Our Forgotten Pandemic:

Lessons from the 1918 Spanish Flu

My project focused on the experiences of Massachusetts residents during the 1918 Influenza Pandemic. With the help of local newspapers (all of which were heavily censored), personal letters, and public health reports I will explore the state and municipal government responses to the so-called Spanish Flu. In addition, I will analyze the process of scapegoating that accompanied that past pandemic – examining how the local media blamed Eastern European immigrants and African American migrants for much of the collective suffering endured during the 1918 pandemic, describing them as dangerous and threatening and casting them as sources of contagion.

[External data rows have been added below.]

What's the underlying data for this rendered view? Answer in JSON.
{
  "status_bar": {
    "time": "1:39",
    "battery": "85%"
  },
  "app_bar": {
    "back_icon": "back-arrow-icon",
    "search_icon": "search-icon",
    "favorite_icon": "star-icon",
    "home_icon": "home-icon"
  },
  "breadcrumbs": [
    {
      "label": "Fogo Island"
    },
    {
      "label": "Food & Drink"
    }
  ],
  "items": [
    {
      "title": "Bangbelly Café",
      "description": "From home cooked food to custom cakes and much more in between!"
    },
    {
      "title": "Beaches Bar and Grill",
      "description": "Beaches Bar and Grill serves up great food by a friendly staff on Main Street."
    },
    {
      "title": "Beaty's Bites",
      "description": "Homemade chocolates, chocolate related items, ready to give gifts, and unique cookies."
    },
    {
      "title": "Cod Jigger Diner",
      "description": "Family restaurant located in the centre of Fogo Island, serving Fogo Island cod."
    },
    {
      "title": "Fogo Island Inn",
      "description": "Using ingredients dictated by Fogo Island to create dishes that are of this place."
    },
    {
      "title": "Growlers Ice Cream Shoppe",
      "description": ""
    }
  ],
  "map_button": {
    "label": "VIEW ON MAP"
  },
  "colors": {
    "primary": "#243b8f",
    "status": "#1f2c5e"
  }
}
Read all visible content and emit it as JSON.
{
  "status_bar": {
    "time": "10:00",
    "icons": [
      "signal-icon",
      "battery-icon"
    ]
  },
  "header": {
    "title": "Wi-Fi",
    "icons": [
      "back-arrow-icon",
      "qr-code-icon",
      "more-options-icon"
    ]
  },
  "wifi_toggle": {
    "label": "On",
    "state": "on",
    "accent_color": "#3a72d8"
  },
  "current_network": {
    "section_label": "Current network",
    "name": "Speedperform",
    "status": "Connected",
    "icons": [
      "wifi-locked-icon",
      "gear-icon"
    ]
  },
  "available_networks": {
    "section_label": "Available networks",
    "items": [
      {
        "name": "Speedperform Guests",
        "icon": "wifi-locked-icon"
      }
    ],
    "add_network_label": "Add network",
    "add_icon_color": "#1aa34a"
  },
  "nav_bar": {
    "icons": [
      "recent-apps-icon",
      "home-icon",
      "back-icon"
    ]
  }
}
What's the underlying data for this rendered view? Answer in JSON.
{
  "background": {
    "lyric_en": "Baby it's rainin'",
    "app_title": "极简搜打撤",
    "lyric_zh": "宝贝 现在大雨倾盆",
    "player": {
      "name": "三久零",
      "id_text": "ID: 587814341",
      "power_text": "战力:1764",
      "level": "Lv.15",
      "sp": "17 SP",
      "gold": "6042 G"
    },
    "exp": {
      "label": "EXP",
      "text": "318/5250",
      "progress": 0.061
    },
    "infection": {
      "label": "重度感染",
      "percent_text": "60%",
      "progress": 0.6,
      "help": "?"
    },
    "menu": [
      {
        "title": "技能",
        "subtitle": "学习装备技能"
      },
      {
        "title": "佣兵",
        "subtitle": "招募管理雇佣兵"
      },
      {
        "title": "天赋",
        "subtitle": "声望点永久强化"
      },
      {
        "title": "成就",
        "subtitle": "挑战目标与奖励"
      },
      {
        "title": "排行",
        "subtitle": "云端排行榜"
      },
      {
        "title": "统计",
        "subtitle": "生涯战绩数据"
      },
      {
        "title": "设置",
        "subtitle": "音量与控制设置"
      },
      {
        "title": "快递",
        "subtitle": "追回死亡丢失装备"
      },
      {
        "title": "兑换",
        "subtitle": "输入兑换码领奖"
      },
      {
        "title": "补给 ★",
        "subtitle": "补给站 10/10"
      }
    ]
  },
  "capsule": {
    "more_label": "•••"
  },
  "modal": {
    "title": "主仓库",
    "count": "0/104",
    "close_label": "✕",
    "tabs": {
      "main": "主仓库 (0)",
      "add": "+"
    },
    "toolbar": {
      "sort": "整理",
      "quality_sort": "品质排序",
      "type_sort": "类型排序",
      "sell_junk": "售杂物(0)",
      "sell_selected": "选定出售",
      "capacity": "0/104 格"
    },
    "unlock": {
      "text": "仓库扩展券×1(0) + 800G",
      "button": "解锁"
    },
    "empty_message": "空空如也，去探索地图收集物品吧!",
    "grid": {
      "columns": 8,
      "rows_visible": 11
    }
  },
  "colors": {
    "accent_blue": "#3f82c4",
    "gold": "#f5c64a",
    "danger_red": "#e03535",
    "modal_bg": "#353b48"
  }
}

Much of my project will document the different ways different people tried to explain the senseless experience of mass death, even as another man-made experience of mass death continued to rage via WWI. These different ways of discussing the epidemic ranged from government-mandated censorship – specifically downplaying or even denying aspects of the pandemic in part to preserve public order and bolster morale – to popular desire to explain a tragedy and to find some way of “fighting back” against an invisible enemy, even if doing so meant unjustly blaming minority groups and playing on deep-rooted prejudices. While I might not have the space to draw connections to modern experiences of the Coronavirus, my project will hopefully encourage our readers to ask: how do different interests groups manipulate the media and governments to support their agendas during public health crises? Are we blaming the right groups for the suffering caused by the COVID-19 pandemic. How and when can we safely reopen?